The increased media coverage and public outrage around men raping lesbians to "correct" or "cure", or simply crush them, has brought Muholi's work into sharp focus. "But I was hearing about it over a decade ago," she says. One of her many tireless projects has been to document lesbian rape survivors, take their portraits and record their stories.

Difficult Love is being shown on the new exhibition. It's an astonishing 2010 documentary that Muholi made with filmmaker Peter Goldsmid. It was commissioned and paid for by the SABC, but the broadcaster has never screened it. Despite its slightly plastic, SABC-style feel, it has won international awards and it's easy to see why.

Millicent Gaika plays nervously with her hands in her lap. Her face is badly bruised and she has strangle marks. Her left eye is swollen shut. She went to ask him for a light. He smoked her cigarette and ordered her to come with him. After a fight he locked her in a room and raped her violently for five hours. She starts to cry and tears force their way through the shut eye and roll down her cheek.

In Difficult Love we meet a diversity of queers - like Petra Brink and Pra-line Hendricks, a homeless lesbian couple who live under a bridge in Cape Town and are grateful for the rats because they scare the robbers away. They were rejected from a homeless shelter for being openly lesbian and have lived here for seven months, passing as mother and daughter. We meet a transgendered sangoma, a lesbian who is having a baby on her own and Liesl Theron, Muholi's wonderful white Afrikaans girlfriend.

But who we get to know best is the 38-year-old Muholi. Born in Umlazi township in Durban, her mother was a domestic worker and her father a labourer from Malawi. "I packed your linen," she says of her time working in a factory that supplied Woolworths. She had a dream to study film and came to Joburg, but failed her interview three times and began working for a gender research project while studying at the Market Photo Workshop - founded by legendary photographer David Goldblatt, who later became her mentor.

"Sorry. I have palpitations. I get scared to talk in public," says Muholi as she stands in front of the latest intake of students to present a lunchtime talk. "In my work I try to capture history to say we are here. I am one of many. Recognise me," she says by way of introduction. Inevitably the questions turn to her images of naked women and allegations of pornography.

"I would love to make porn," laughs Muholi. "But I don't. Still, I'd like to know, when is it porn?" She demonstrates by touching a female student on the chest. "Is this porn?" She kneels in front of the student. "And now? Is it porn now?" The room fills with laughter. "You know," she says, "people are at their best when they are embracing. We have so many images of violence, often I want to just capture love."
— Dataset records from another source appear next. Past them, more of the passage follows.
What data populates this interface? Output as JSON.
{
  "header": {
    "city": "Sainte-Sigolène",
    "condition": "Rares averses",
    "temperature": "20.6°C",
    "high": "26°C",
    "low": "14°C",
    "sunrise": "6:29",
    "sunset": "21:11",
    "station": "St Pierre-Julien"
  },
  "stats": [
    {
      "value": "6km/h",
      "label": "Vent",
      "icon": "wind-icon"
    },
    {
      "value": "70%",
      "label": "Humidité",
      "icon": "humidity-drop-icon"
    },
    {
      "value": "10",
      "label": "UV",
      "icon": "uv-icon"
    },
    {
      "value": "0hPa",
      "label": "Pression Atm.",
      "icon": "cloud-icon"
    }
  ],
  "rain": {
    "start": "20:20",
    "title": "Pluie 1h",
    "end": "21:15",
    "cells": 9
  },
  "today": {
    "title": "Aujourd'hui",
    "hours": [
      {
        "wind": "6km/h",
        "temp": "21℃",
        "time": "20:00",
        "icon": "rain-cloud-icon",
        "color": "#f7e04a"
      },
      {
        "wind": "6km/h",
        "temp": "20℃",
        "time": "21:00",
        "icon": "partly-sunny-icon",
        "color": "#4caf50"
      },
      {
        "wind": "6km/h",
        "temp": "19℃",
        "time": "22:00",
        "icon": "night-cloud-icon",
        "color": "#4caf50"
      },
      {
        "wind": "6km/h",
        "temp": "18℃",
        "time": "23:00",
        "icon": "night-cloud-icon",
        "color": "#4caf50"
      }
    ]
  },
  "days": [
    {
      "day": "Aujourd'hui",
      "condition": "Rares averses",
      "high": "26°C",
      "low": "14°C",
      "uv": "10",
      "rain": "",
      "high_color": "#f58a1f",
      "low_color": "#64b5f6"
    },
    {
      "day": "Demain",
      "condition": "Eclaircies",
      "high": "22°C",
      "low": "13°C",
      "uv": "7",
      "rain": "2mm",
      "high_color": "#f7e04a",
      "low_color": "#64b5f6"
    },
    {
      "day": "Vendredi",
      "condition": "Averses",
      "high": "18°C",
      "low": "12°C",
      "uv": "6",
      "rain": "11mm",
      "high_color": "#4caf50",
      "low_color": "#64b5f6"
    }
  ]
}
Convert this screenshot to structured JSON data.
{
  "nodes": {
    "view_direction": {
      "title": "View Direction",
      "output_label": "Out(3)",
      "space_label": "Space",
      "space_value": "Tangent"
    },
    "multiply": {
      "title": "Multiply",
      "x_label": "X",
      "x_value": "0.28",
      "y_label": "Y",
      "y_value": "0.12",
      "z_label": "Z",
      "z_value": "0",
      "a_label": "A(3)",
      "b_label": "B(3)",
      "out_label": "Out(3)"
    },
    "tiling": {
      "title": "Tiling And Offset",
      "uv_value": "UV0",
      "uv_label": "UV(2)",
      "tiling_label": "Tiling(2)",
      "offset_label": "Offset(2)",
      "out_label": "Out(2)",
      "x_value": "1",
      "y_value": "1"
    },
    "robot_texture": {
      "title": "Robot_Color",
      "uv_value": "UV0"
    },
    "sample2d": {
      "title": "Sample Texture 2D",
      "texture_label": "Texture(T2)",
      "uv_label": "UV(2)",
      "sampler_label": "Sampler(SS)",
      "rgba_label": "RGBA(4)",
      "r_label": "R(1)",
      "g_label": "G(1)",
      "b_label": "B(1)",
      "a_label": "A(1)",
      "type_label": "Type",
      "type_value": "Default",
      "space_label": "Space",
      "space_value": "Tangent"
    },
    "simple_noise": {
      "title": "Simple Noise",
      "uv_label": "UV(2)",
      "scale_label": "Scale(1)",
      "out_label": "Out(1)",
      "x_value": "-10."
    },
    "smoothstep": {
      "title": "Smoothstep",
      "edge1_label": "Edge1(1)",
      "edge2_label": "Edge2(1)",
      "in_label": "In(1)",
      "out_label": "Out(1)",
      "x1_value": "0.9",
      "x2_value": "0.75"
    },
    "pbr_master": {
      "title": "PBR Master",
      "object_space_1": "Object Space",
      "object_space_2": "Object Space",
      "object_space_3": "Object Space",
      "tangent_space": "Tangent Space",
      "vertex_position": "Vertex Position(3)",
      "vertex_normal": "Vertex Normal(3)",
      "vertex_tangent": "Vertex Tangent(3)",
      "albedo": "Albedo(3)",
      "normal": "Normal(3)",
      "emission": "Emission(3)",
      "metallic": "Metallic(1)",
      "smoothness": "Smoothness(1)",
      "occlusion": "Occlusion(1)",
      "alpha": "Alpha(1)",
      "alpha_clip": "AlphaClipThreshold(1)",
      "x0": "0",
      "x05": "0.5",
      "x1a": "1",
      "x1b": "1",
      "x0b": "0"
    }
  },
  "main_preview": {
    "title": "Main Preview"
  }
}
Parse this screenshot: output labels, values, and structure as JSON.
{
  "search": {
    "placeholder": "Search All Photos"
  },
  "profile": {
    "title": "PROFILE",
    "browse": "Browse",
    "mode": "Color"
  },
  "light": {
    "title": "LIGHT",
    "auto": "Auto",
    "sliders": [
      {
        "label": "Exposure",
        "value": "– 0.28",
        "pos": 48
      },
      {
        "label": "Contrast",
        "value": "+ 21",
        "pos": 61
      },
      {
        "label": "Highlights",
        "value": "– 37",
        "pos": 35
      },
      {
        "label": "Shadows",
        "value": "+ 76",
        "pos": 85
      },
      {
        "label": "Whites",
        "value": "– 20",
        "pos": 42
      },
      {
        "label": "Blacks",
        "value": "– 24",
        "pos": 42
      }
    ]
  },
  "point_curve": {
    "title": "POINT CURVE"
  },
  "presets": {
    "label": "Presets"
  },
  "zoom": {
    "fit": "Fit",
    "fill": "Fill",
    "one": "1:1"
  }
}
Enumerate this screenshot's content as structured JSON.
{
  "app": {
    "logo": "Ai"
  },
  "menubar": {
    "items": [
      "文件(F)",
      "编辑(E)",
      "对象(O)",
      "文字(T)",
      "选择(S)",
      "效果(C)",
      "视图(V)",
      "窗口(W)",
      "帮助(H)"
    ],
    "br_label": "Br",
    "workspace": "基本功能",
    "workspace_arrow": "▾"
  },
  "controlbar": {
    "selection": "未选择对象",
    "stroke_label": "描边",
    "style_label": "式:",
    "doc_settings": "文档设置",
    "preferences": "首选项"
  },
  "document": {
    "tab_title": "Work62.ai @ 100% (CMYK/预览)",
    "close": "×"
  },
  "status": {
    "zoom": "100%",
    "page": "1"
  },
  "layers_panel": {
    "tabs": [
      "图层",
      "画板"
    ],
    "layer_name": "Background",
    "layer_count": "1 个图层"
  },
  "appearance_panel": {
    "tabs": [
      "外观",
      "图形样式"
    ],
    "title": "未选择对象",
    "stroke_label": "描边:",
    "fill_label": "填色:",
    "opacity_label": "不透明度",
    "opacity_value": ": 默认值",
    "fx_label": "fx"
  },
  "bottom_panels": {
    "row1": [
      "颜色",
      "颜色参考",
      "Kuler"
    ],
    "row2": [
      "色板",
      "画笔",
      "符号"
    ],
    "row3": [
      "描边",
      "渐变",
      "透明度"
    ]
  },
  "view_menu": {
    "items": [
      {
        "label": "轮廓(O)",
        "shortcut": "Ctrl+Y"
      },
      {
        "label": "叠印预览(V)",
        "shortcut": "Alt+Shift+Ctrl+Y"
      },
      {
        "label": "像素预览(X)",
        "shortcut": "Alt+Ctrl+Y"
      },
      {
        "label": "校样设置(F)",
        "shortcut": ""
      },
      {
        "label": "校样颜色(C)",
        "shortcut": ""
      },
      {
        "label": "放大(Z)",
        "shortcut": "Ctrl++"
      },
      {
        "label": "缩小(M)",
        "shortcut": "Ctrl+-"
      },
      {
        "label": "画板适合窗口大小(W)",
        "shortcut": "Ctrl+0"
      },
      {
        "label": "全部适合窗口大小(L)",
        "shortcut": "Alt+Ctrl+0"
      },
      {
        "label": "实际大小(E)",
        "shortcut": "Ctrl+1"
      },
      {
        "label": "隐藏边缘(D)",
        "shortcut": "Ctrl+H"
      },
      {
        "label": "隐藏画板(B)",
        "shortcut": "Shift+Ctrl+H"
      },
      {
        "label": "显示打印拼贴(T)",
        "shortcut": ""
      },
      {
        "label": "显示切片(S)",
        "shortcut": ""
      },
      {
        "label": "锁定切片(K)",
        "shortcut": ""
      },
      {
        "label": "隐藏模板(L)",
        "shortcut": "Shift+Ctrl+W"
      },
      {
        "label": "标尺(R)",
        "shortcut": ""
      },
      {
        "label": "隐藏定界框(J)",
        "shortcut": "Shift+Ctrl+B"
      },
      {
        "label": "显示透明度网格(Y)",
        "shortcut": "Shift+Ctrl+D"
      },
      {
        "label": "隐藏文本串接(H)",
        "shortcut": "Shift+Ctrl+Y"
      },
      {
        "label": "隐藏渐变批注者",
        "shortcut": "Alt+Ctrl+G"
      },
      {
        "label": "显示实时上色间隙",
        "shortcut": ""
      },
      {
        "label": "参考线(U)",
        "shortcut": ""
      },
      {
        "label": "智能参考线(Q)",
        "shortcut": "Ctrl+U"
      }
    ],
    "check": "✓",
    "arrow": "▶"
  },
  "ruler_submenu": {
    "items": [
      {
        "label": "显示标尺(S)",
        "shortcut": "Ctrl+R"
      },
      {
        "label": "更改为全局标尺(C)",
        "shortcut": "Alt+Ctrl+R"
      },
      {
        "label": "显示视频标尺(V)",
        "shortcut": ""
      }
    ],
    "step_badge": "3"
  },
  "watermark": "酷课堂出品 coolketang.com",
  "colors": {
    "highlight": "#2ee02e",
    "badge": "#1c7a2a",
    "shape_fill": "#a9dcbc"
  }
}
It's this that so upset former arts and culture minister Lulu Xingwana that she walked out of an exhibition featuring Muholi's work, calling it "immoral" and "against nation-building". Xingwana was heavily criticised for playing into South Africa's climate of homophobia that exists despite a constitution enshrining queer rights. Muholi became a cause célèbre. Her work gained new traction and with that increased international opportunities. Tonight, for example, you could also see her portraits at the Museum of Modern Art in San Francisco.

Despite her nerves and the tears that threaten when she discusses the impact of hate crimes, she takes control of the room, always negotiating a space for herself that is disarmingly honest. She offers a slew of advice to the students, ranging from the theory and practice of strap-on dildos to the use of natural light in their work. "Photography is relationships ... Don't walk around saying no one captures us, capture yourself, make sense of yourself ... It's about a voice. As photographers we have a duty like soldiers."

Before the opening, we finish our interview in the room of portraits. I tell her that I still can't make out the gender of all the people on the wall. They subvert stereotypes by muddling my notions of identity.

"Exactly," she says. "People are complicated. We come in different forms and shapes. We are human beings before we are sexual creatures. When you put me in a box you are taking away my power." With her camera, she is doing her part to restore that power.